University of British Columbia

Jason Hein is an Associate Professor of Chemistry at the University of British Columbia, an Adjunct Professor at the University of Bergen, Norway. Prof. Hein was the co-lead of Project ADA; the world's first autonomous discovery platform for thin film materials, supported by Natural Resources Canada, co-PI of the MADNESS team supported by the DARPA Accelerated Molecular Discovery Program and the UBC lead for the Acceleration Consortium CFREF spearheaded by the University of Toronto. Jason has also translated his passion for developing enabling technology by becoming the CEO and founder of Telescope Innovations; a chemical technology start-up creating AI-enabled automation solutions for process chemical development. He received his B.Sc. in Biochemistry in 2000 and Ph.D. in asymmetric reaction methodology in 2005 from the University of Manitoba (NSERC PGS-A/B, Prof.
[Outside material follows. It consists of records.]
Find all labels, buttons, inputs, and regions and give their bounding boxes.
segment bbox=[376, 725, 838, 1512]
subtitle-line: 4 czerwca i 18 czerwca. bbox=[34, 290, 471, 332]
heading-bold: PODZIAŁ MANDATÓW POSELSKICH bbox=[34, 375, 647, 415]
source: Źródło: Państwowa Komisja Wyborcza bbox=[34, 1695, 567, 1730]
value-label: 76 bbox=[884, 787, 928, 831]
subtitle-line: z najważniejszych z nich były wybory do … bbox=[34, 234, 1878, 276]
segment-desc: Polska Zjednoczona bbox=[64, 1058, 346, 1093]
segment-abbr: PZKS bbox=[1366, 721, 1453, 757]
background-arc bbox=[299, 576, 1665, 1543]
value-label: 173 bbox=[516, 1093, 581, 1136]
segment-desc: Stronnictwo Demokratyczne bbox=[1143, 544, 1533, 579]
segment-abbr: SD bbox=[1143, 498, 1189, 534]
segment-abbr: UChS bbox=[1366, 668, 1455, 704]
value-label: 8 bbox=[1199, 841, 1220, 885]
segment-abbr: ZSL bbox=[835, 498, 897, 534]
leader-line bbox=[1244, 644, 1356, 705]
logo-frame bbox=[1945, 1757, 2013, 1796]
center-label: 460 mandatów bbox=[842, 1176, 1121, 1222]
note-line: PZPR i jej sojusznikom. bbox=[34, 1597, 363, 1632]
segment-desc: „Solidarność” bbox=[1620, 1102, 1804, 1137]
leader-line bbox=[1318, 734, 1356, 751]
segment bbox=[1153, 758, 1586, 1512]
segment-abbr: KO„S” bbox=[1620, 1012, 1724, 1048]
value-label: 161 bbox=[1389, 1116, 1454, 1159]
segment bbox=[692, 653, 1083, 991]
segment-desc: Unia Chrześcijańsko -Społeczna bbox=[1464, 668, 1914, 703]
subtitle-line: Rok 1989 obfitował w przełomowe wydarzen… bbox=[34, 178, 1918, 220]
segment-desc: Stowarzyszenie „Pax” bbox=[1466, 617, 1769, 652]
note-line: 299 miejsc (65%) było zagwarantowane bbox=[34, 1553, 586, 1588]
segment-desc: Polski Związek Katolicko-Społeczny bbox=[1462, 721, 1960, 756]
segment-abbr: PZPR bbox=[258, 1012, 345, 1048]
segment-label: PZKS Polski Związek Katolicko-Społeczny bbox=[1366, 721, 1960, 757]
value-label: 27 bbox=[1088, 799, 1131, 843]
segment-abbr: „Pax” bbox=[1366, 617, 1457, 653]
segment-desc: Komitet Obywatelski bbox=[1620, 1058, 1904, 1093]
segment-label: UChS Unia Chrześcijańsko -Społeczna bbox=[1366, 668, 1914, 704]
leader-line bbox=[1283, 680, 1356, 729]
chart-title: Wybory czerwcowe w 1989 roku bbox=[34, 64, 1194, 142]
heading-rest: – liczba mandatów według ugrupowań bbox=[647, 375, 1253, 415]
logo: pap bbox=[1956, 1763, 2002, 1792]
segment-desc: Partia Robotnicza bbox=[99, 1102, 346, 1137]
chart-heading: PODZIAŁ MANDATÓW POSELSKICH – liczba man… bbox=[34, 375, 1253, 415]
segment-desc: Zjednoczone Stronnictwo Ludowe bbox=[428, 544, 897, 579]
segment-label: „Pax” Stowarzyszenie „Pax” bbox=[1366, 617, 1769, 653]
Philip G. Hultin). In 2006, he became an NSERC postdoctoral research fellow with Prof. K. Barry Sharpless and Prof. Valery V. Fokin at the Scripps Research Institute in La Jolla, CA. In 2010, he became a senior research associate with Prof. Donna G. Blackmond at the Scripps Research Institute. He began his independent career at the University of California, Merced in 2011, employing in-situ kinetic reaction analysis to rapidly profile and study complex networks of reactions. In 2015, he moved to the University of British Columbia and was promoted to Associate Professor in 2019. His research has resulted in a collection of prototype modular robotic tools and integrated analytical hardware which create the first broadly applicable automated reaction profiling toolkit geared toward enabling autonomous research and discovery.